Embedding risk management company-wide remains key challenge for mining sector
The world's largest mining companies believe embedding risk management throughout their organizations is the key challenge in this area over the next three to five years, says a new survey by Ernst & Young.
In Attitudes to Risk in the Global Mining Sector, the consultants queried most of the top 40 global mining companies, including major Canadian mining firms, regarding their attitudes to risk. Although mining companies have a more comprehensive risk coverage approach compared to the general corporate sector, establishing a "risk culture" remains a challenge.
The scope of mining companies' formal risk assessments is considerably broader than in the general corporate sector, says the report. The global nature of mining operations brings with it an inherently higher level of risk. Consequently, a comprehensive, highly developed risk management framework is an accepted part of how the industry operates.
Even so, 55% of mining companies say some key risks are not being actively managed, including 18% that reported their environmental risks were under-managed. So while the risk processes are embedded in the business, there may be some complacency when it comes to actively managing the risks, says the study. Among the survey respondents, 29% named embedding risk management as the key future challenge.
"Operationalizing risk management is the single biggest challenge facing mining companies," said Ian Slater, Canadian mining leader for Ernst & Young. "The nature of the mining business is inherently risky, so to be successful companies have had to be proactive in dealing with risk-in terms of both minimizing threats and maximizing opportunities for competitive advantage," he explained.
In addition to environmental risks, operational risks, strategic risks and technology risks were cited as the leading "gap" areas where risks are not being actively, or formally, managed. Failure to manage key environmental risks, says the report, can result in higher fuel costs due to carbon taxes and/or delays or cancellation of projects. Overall, says Ernst & Young, dealing with the gaps represents a significant challenge if the mining sector is to continue to prosper when commodity prices eventually decline.

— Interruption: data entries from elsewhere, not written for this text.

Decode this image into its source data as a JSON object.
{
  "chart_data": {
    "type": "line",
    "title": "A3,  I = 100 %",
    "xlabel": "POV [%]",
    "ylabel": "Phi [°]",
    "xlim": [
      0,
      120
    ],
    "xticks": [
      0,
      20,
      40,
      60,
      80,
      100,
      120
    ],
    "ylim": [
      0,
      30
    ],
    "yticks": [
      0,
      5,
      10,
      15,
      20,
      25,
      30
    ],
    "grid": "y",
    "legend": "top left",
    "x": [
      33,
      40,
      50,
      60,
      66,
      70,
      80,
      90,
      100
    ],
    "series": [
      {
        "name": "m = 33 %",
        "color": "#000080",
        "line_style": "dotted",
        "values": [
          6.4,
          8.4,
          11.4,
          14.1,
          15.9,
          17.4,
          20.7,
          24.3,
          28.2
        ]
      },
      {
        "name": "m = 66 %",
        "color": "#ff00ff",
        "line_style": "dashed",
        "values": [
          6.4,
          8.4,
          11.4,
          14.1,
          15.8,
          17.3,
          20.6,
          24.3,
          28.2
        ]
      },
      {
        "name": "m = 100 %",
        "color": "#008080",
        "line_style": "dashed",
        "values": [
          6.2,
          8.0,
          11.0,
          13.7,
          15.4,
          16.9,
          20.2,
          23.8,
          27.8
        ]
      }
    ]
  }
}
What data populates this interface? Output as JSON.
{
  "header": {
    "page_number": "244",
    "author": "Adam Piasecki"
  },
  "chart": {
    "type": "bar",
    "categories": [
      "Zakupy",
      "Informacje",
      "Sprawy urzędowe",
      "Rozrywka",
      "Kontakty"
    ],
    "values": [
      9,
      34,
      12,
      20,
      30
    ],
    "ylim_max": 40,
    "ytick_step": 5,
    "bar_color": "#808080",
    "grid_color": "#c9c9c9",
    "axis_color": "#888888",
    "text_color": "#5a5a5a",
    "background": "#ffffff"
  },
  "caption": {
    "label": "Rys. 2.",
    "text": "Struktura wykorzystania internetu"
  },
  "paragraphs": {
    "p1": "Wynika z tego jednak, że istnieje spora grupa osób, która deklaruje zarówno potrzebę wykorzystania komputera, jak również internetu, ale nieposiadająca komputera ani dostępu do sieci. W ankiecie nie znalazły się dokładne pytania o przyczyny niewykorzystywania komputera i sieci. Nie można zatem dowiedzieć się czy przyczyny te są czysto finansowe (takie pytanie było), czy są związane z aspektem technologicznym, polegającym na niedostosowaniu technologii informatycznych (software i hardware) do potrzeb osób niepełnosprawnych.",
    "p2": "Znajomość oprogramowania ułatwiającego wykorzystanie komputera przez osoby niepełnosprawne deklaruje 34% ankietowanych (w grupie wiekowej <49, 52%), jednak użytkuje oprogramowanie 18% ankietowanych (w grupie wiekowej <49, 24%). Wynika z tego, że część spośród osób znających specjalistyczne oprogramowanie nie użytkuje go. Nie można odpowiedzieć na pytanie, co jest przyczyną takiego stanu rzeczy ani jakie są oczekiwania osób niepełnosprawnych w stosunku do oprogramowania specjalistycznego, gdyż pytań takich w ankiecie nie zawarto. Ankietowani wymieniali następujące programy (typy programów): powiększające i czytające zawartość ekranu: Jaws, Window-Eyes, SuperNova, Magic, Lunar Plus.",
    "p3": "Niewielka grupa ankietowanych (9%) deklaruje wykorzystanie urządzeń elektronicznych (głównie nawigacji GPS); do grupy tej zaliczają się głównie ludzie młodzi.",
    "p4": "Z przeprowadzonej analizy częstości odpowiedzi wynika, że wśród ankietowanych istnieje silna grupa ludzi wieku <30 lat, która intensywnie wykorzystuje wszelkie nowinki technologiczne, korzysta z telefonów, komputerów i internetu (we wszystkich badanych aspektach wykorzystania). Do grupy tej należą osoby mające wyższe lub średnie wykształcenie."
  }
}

In order to address the gaps, the report says mining companies should integrate and align existing processes to their strategy. They should seek to fill the shortfalls and to ensure that they have embedded risk management practices, aligned and integrated with strategy, throughout their organizations
"They need to ensure their culture supports their organization's risk appetite and the level of risk in the sector," Slater noted.
The survey also found that:
* 61% of respondents feel the level of risk has increased;
* Nearly twice as many companies in the mining sector as in the general corporate sector (71%, compared with 37%) say their company's attitude to risk is to embrace it;
* CEOs, CFOs and the wider Board now have greater accountability, involvement and focus on risk; however, there are fewer Chief Risk Officers (CROs) in mining companies compared to the general corporate sector as these roles are incorporated in the roles of business unit managers;
* Nearly one-third of mining companies (compared to just 10% in the general corporate sector) believe investment in risk management will increase 40% or more in the next three years; and
* Only half the mining companies surveyed have a specific policy on communicating risk management to major investors and other stakeholders, even though previous surveys have indicated that investors apply a penalty if they think risk management is insufficient.